I vescovi sottolineano la distinzione tra tendenze o attrazione omosessuali e «azioni omosessuali individuali». Sebbene la Chiesa conceda «diritti umani fondamentali» alle persone con attrazione per lo stesso sesso perché sono «create a immagine di Dio», questi diritti «non includono il diritto di un uomo di sposare un uomo o di una donna di sposarsi una donna».

 

«Per la Chiesa, questo è moralmente sbagliato e va contro lo scopo di Dio riguardo al matrimonio».

 

«Per quanto riguarda gli “atti omosessuali individuali”, invece, la Chiesa afferma che essi sono “intrinsecamente disordinati” e “non sono in nessun caso da approvare”», si legge nel documento.

 

«Pertanto, anche se la Chiesa non condanna gli omosessuali in quanto omosessuali, condanna gli atti omosessuali che compiono».

 

«Anche per la Chiesa, sebbene l’inclinazione particolare della persona omosessuale non sia un peccato, si tratta di una tendenza più o meno forte ordinata verso un male morale intrinseco, e quindi l’inclinazione stessa deve essere vista come un disordine oggettivo» concludono i vescovi africani.

 

Come riportato da Renovatio 21, oltre al Ghana, le nazioni dell’Uganda, del Kenya e della Namibia hanno tutte approvato o avanzato leggi contro la sodomia o il «matrimonio» tra persone dello stesso sesso.
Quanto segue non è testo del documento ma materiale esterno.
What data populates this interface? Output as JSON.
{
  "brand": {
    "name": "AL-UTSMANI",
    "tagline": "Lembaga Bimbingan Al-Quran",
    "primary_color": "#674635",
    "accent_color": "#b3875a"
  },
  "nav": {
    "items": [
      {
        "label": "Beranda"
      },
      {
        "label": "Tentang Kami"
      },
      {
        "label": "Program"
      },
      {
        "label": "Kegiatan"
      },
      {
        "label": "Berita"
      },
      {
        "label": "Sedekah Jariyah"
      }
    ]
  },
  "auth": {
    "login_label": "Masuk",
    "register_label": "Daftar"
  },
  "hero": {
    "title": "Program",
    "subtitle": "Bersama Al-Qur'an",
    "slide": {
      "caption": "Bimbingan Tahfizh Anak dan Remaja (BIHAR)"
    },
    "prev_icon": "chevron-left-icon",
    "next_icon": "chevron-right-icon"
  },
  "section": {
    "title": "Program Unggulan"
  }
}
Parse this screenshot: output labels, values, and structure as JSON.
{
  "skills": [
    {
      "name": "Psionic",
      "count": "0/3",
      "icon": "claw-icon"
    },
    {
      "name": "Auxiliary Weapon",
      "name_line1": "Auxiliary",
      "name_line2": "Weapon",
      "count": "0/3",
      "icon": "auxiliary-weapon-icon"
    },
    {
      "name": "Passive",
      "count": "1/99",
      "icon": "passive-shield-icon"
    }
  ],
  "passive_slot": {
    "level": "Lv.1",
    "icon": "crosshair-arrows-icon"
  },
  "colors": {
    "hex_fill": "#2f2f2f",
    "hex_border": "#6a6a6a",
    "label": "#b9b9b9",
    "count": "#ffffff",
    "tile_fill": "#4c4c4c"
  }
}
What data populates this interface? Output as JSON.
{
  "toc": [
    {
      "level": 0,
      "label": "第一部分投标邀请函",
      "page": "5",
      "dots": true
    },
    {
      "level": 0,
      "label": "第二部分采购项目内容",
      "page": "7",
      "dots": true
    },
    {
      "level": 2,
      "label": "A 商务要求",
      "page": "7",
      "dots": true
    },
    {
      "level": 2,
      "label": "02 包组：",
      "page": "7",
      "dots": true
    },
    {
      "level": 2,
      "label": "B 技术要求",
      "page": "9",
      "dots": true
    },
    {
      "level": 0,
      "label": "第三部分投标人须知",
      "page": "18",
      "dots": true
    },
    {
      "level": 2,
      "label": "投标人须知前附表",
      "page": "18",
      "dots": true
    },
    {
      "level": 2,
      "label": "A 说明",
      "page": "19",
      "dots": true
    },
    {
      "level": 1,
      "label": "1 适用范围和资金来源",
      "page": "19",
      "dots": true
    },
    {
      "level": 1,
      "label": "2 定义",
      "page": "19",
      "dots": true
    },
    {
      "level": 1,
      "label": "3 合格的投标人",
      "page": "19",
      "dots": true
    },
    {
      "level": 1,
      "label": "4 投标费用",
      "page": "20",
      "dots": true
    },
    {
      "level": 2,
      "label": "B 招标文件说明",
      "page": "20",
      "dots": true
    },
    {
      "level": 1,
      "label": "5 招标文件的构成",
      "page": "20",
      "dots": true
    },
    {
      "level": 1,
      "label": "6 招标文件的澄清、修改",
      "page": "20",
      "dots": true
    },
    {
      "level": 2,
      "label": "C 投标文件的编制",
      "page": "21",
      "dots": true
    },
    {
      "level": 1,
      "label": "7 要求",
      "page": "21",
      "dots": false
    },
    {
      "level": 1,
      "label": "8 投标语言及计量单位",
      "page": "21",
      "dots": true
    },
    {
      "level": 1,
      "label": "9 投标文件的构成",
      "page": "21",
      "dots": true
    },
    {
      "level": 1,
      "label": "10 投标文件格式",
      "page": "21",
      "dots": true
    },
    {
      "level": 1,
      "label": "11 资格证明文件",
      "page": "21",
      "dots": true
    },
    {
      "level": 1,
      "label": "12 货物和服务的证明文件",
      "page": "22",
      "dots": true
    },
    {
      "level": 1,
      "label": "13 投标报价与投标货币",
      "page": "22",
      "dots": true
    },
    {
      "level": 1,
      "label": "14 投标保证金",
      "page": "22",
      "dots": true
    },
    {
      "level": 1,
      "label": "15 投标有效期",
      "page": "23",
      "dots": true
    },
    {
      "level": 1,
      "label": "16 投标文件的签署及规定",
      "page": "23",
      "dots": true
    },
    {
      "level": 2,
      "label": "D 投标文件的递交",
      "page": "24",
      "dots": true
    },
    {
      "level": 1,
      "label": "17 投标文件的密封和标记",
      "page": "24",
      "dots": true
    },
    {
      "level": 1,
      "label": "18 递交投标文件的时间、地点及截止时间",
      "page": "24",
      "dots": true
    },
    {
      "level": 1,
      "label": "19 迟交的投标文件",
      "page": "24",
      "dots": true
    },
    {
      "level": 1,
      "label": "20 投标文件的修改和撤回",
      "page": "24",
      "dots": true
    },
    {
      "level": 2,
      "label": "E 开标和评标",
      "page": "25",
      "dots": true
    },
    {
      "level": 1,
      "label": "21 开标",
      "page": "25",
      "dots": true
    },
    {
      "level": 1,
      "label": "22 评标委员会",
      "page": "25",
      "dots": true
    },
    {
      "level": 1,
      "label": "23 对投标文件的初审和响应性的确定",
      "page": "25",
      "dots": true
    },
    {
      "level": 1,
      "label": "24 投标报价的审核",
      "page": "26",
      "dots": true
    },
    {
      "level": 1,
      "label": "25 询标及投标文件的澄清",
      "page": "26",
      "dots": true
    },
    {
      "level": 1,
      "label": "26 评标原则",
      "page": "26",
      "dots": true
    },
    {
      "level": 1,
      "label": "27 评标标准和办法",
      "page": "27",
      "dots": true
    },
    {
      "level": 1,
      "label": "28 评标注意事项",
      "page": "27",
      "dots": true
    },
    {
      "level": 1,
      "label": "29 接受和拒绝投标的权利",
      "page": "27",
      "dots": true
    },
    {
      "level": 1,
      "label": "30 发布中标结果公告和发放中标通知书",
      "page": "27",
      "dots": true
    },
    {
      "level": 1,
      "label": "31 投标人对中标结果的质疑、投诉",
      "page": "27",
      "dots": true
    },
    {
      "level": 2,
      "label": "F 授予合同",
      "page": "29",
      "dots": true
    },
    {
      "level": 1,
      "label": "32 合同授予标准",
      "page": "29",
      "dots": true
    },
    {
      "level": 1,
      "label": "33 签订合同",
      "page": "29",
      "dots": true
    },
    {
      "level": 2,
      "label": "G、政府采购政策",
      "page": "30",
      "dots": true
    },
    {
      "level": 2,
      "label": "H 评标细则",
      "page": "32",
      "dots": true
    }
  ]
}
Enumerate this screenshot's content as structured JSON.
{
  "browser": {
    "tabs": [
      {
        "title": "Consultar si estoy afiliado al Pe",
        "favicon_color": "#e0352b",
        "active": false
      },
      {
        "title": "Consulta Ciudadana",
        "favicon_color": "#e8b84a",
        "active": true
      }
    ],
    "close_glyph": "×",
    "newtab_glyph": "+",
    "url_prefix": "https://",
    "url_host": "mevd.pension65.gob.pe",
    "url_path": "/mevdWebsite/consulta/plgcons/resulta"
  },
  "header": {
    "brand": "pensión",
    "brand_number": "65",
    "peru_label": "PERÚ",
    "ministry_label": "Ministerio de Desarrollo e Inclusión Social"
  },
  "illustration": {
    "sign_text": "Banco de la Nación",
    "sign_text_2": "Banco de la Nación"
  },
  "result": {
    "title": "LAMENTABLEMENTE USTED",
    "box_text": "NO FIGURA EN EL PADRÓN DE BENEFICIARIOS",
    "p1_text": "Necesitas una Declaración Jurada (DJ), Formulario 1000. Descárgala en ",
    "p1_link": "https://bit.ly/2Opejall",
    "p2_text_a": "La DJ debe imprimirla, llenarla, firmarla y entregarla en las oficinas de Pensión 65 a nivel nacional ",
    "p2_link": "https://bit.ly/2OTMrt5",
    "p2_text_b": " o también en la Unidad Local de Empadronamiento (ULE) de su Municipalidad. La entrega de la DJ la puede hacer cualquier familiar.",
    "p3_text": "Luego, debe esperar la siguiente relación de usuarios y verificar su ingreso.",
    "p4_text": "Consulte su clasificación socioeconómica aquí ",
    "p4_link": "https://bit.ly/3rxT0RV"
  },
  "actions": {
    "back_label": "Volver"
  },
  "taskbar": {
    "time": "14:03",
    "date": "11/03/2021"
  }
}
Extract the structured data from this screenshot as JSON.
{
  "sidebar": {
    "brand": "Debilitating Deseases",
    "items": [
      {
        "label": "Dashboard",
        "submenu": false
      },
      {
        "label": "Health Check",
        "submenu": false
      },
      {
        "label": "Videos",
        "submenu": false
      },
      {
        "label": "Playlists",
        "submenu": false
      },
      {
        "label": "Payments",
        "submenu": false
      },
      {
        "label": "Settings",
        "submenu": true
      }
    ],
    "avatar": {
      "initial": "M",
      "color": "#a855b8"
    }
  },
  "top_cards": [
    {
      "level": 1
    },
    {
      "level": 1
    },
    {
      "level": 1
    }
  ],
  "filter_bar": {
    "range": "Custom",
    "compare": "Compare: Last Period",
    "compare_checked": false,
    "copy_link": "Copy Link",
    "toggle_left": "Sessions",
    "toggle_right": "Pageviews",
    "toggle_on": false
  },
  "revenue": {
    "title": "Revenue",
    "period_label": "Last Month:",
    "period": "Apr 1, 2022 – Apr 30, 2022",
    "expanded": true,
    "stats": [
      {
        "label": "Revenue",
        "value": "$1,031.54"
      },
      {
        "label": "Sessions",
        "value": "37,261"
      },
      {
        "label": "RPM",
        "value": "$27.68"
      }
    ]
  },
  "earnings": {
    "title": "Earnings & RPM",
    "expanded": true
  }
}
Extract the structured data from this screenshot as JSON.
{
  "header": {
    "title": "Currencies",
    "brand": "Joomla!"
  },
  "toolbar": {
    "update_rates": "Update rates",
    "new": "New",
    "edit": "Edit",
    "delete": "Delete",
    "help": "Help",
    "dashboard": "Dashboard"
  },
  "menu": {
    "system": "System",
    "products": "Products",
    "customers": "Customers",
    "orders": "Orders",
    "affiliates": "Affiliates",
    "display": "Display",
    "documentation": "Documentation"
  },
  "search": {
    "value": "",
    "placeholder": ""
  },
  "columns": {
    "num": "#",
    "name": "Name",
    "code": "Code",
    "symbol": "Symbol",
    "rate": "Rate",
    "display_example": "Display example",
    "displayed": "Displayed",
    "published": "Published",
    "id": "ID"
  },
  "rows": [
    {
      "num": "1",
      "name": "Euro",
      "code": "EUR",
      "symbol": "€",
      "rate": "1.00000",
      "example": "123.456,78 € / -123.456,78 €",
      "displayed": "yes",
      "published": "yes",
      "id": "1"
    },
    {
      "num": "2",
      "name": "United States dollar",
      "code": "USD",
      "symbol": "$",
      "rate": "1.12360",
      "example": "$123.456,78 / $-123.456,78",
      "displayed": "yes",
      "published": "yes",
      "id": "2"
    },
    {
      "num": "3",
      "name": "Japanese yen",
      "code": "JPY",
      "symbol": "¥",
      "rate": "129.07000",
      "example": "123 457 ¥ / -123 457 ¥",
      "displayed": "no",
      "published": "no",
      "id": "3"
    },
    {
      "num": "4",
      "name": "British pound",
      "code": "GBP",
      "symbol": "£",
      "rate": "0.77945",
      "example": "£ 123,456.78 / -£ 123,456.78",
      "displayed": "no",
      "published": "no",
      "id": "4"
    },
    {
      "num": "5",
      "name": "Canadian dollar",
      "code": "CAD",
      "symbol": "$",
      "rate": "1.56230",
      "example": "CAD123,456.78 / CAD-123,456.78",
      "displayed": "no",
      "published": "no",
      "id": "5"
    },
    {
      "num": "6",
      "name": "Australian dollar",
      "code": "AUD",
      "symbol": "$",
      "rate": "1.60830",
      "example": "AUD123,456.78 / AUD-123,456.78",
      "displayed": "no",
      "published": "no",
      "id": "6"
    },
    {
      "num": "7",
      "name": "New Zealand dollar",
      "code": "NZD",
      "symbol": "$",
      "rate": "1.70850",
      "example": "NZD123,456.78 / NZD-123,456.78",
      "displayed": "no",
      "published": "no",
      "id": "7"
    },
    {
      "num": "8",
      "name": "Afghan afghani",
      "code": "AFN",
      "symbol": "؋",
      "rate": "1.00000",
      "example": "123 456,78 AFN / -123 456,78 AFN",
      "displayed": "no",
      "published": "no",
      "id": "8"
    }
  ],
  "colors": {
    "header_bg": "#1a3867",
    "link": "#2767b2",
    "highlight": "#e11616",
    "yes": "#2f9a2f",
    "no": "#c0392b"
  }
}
Una settimana fa l’arcivescovo del Camerun Andrew Nkea Fuanya, dopo aver partecipato al Sinodo sulla sinodalità in Vaticano, è ha dichiarato che il matrimonio è tra un uomo e una donna, e tutto il resto «è stregoneria».

 

La pressione omosessualista occidentale trova una sponda molto concreta sul fronte religioso. I vescovi anglicani africani stanno rifiutando l’orientamento sempre più smaccatamente pro-gay della Chiesa Anglicana di Canterbury. Tuttavia è la posizione del romano pontefice a risultare incredibile per gli africani: abbiamo visto appelli di Bergoglio contro le leggi anti-sodomia in vigore in vari Stati del continente nero, appelli fatti in coro con le autorità anglicane e presbiteriane.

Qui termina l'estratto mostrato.